Kerem
16 Eylül 2013
Topkapı Saray’ının Bab-üs Selam (2.
Kapı) kapısından geçtikten sonra sağ tarafta Tımarhane ve Saray Mutfakları, sol
tarafta ise Has Ahırlar, Bostancı Ocağı Koğuşu, Harem ve diğer yapıların bulunduğu
2. Avlu, merasim zamanlarında meydanın mutfak tarafındaki revak sütünlarının
altında Yeniçerilere, atlı birlikler olduklarından dolayı avlunun tam karşı
tarafında, ahırların önünde bulunan revakların altında ise Sipahilere ev
sahipliği ederdi .
Saray turum esnasında biraz dinlenmek
biraz da gölgeden faydalanmak adına, kolumu dayamış olduğum sütunun üzerine
birşeyler kazınmış olduğunu farkettim ve avludaki tüm sütunları teker teker
incelediğimde, yaklaşık 20-25 sütunun üzerinde isimlerin, Yeniçeri ortalarına ait işaretlerin ve muhtelif tarihlerin kazınmış olduğunu gördüm.
Yeniçeriler muhtemelen merasimin
başlamasını beklerken vakitlerini bu şekilde değerlendirdiler, Yeniçeriler
diyorum çünkü Sipahilerin bulunduğu diğer tarafın sütunları oldukça temiz.
Bunun yanında, bazı sütunların da Bizans zamanından kaldığını üzerine kazınmış
olan Yunanca kökenli harflerden (A,8 vb.) anlamak mümkündü.
Sütunlara kazınmış olan isimlerden
daha ziyade enteresan olan 2. Avlu'yu 3. Avlu'ya bağlayan Bab-üs Saade (Saadet
Kapısı) yani Birun (Dış-kamuya sınırlı açık) ile Enderun (İç - Kamuya Kapalı
Mektep)'u birbirinden ayıran kapının önünde bulunan sütunlardan birine son
derece kaliteli bir Rik'a (Günlük yazı) hattıyla dört satırlık bir yazı hakk
edilmiş ki, bir çok saray görevlisinin etrafta olduğu sırada - Saray’ın en
önemli kapısı önünde- o sütunu kaşla göz arasında nasıl bezediği üzerinde
durulması gereken diğer bir husus.
Satırlarda şunlar ifade edilmiş:
Alamet 58. Mustafa Abaza tabur cenginde atdı ki
Liva daşlık makalemesinde teber-dar olmuştur Ruh-i Resule
El-Fatiha Ma Salavat
Sene 1006 (Miladi 1598)
[Alamet 58 : 58 nolu Yeniçeri Ortası (Ortalama 100 kişilik grup). Yazı etrafında herhangi bir remiz (amblem) olmadığından Cemaat ya da Ağa Bölüğü ortalarından hangisine ait olduğunu söylemek zor.]

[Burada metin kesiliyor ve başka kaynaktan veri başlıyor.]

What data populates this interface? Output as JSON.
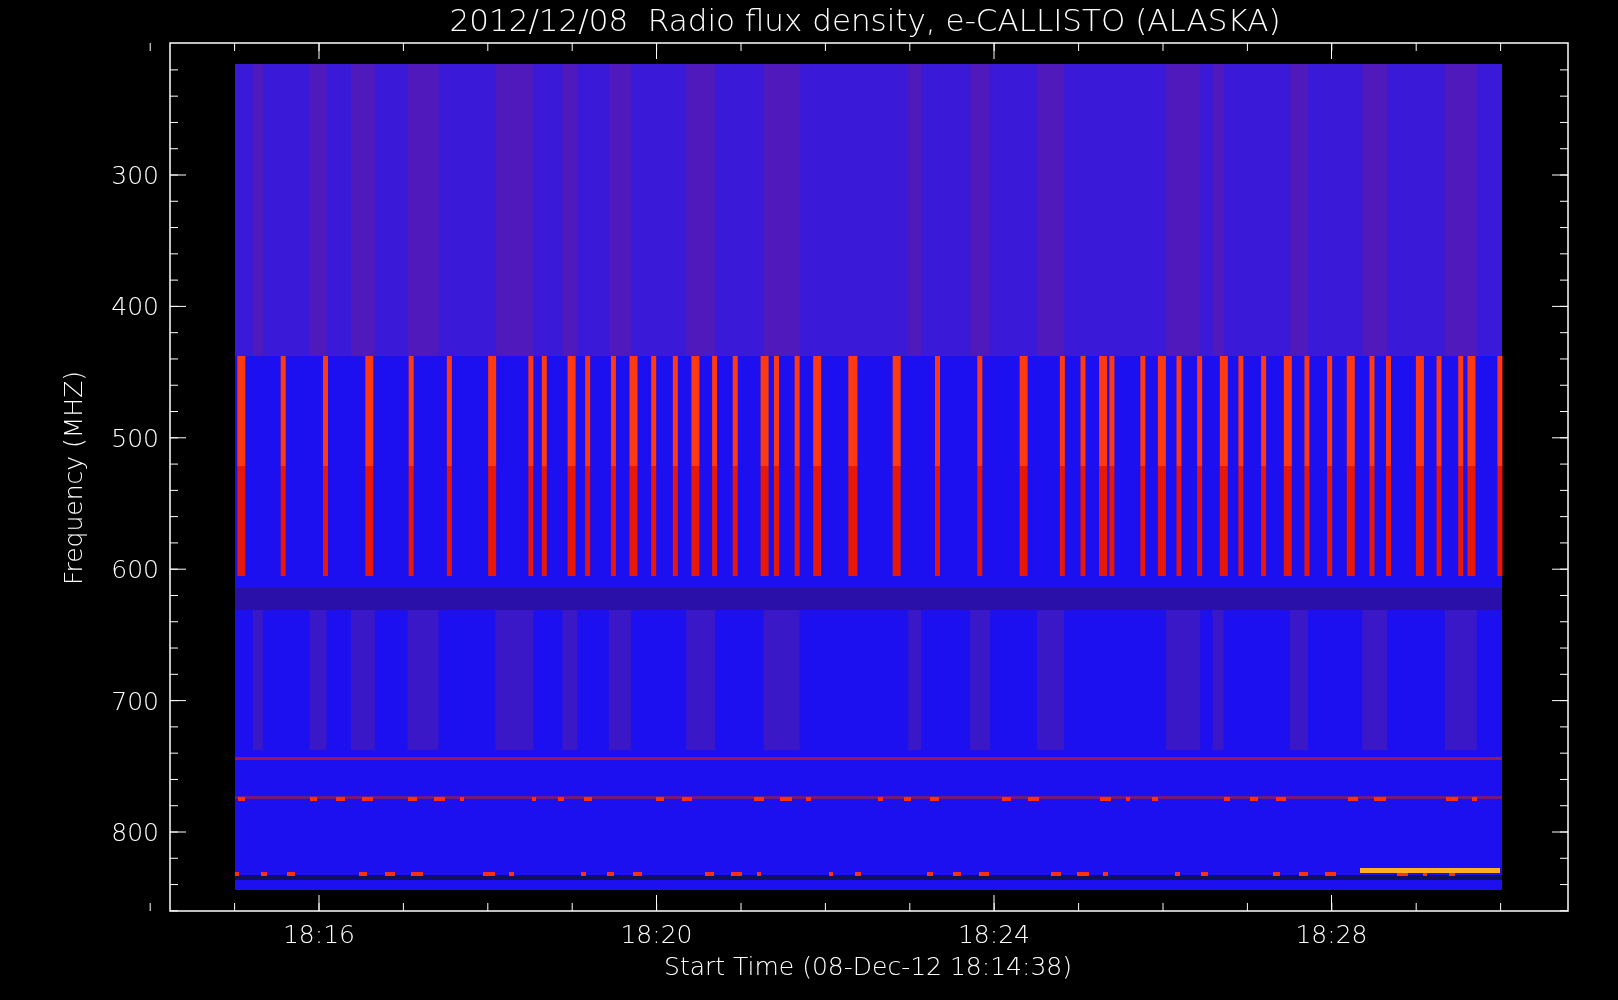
{
  "title": "2012/12/08  Radio flux density, e-CALLISTO (ALASKA)",
  "y_axis": {
    "label": "Frequency (MHZ)",
    "ticks": [
      "300",
      "400",
      "500",
      "600",
      "700",
      "800"
    ]
  },
  "x_axis": {
    "label": "Start Time (08-Dec-12 18:14:38)",
    "ticks": [
      "18:16",
      "18:20",
      "18:24",
      "18:28"
    ]
  }
}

1598 dendiği zaman benim aklıma Klasik
Dönem'in sonları geliyor. Siyaseten Katl'in son uygulayıcısı olan Sultan III.
Mehmed zamanı. İşte tarih herzaman kitaplarda, mutantan yapılarda ya da
mit'lerde karşımıza çıkmıyor. En basitinden bir sütunun üzerinde dahi can
bulabiliyor. Yukarıdaki satırları yazanın da bir hayatı, işi, aşkı, sevinç ve
hüzünleri vardı.
Sütunların üzerindeki bazı isimlere
gelince:
1. İbrahim / Mustafa
2. Allah
3. Kemaleddin
4. Ali Adalı
5. Ali
6. Haç (Bizans)
7. 8 (Ou - Bizans) - Bizantik el yazmalarında sıklıkla kullanılan
"o" ve "u" harflerinin birleşiminden meydana gelmiş bir ligatür. Günümüzde Ortodoks
Kiliselrinde, sanatsal çalışma ya da grafitilerde rastlayabiliriz.
8. Sahib ....
9. İzmir Datçalı Halid
10. "A" (Bizans).
…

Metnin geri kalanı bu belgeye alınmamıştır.